She hesitated, licking her lips. Then she pulled away from him. “Please. Don’t.”

He reached for her. “Grace—”

“I can’t,” she whispered, backing away from his reach. “Please don’t.”

As she blindly stepped back, he saw her ankle twist, saw one of her shoes slide on the black ice beneath the snow. He heard the snap of one high heel. Saw her stumble back—

He caught her before she could fall. He cradled her against his chest. She looked up at him with an intake of breath. He could feel the rapid beat of her heart. She was so light she seemed to weigh nothing at all. That damned diamond tiara probably weighed more than she did, he thought. And as he looked down into her eyes, he felt dizzy for a reason he couldn’t explain. As if he were the one in danger of falling.

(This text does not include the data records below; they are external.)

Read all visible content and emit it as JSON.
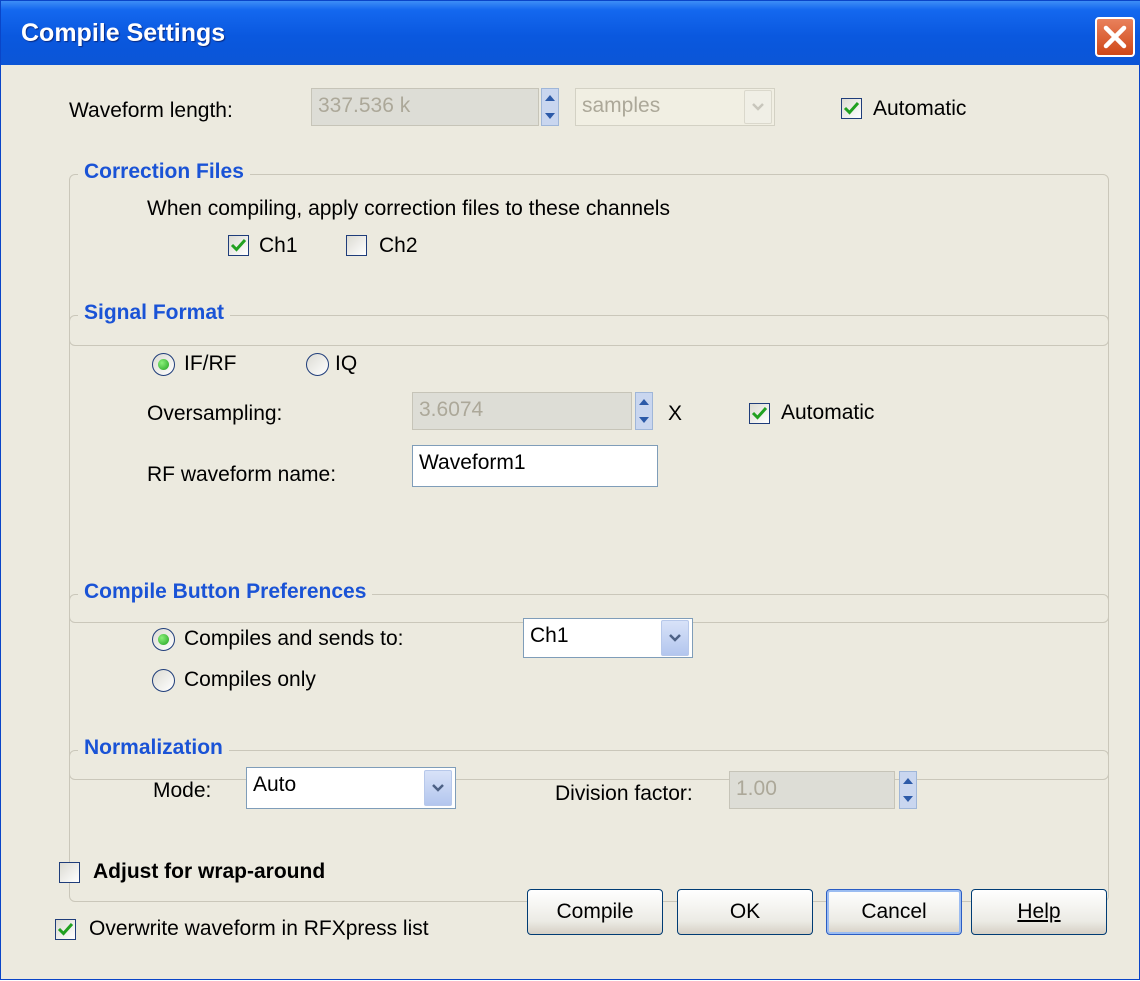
{
  "window": {
    "title": "Compile Settings"
  },
  "waveform_length": {
    "label": "Waveform length:",
    "value": "337.536 k",
    "unit": "samples",
    "automatic_label": "Automatic",
    "automatic_checked": true
  },
  "correction_files": {
    "title": "Correction Files",
    "description": "When compiling, apply correction files to these channels",
    "ch1_label": "Ch1",
    "ch1_checked": true,
    "ch2_label": "Ch2",
    "ch2_checked": false
  },
  "signal_format": {
    "title": "Signal Format",
    "ifrf_label": "IF/RF",
    "iq_label": "IQ",
    "selected": "IF/RF",
    "oversampling_label": "Oversampling:",
    "oversampling_value": "3.6074",
    "oversampling_unit": "X",
    "automatic_label": "Automatic",
    "automatic_checked": true,
    "rf_name_label": "RF waveform name:",
    "rf_name_value": "Waveform1"
  },
  "compile_button_preferences": {
    "title": "Compile Button Preferences",
    "sends_label": "Compiles and sends to:",
    "only_label": "Compiles only",
    "selected": "Compiles and sends to:",
    "target_value": "Ch1"
  },
  "normalization": {
    "title": "Normalization",
    "mode_label": "Mode:",
    "mode_value": "Auto",
    "division_label": "Division factor:",
    "division_value": "1.00"
  },
  "options": {
    "wrap_label": "Adjust for wrap-around",
    "wrap_checked": false,
    "overwrite_label": "Overwrite waveform in RFXpress list",
    "overwrite_checked": true
  },
  "buttons": {
    "compile": "Compile",
    "ok": "OK",
    "cancel": "Cancel",
    "help": "Help"
  },
  "colors": {
    "title_bar": "#0a58df",
    "group_title": "#1a53d6",
    "dialog_background": "#eceadf",
    "check_mark": "#21a121",
    "close_button": "#d8552a"
  },
  "icons": [
    "close-icon",
    "check-icon",
    "spin-up-icon",
    "spin-down-icon",
    "chevron-down-icon"
  ]
}
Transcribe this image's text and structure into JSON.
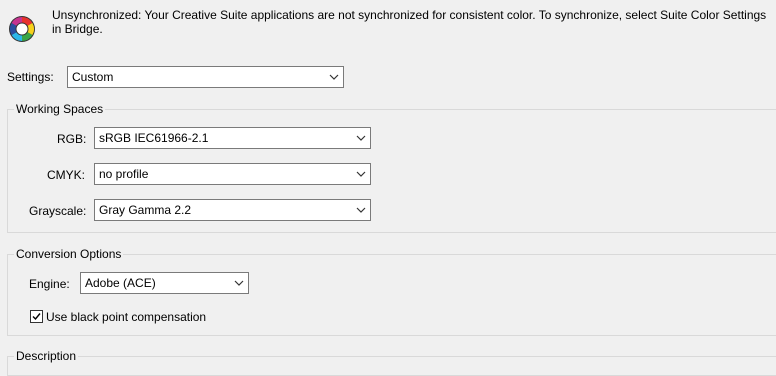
{
  "sync": {
    "message": "Unsynchronized: Your Creative Suite applications are not synchronized for consistent color. To synchronize, select Suite Color Settings in Bridge.",
    "icon": "color-sync-wheel-icon"
  },
  "settings": {
    "label": "Settings:",
    "value": "Custom"
  },
  "working_spaces": {
    "title": "Working Spaces",
    "rgb": {
      "label": "RGB:",
      "value": "sRGB IEC61966-2.1"
    },
    "cmyk": {
      "label": "CMYK:",
      "value": "no profile"
    },
    "grayscale": {
      "label": "Grayscale:",
      "value": "Gray Gamma 2.2"
    }
  },
  "conversion_options": {
    "title": "Conversion Options",
    "engine": {
      "label": "Engine:",
      "value": "Adobe (ACE)"
    },
    "black_point": {
      "label": "Use black point compensation",
      "checked": true
    }
  },
  "description": {
    "title": "Description"
  }
}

A flash of fire burned through him as he felt her tremble in his arms. And he knew that nothing on earth would prevent him from possessing her tonight.

Grace would be his.

Without a word he carried her toward his hotel. As they were about to turn near Savoy Hill, he paused in a nearby alley to lean her against the rough wall and kiss her, hot and demanding. She was all woman, he thought, warm and pliant and willing…but with an elegant hesitation and restraint that heated his blood. He wanted nothing more than to take her against this wall, to fill her up, to slide inside her and thrust deeply until she screamed his name.

“Don’t deny me, Grace,” he whispered against her skin after he’d kissed her. “Don’t deny us what we both want.”

The dreamy look had returned to her eyes. “You’re right,” she said so softly he almost couldn’t hear it. “I can’t fight you.”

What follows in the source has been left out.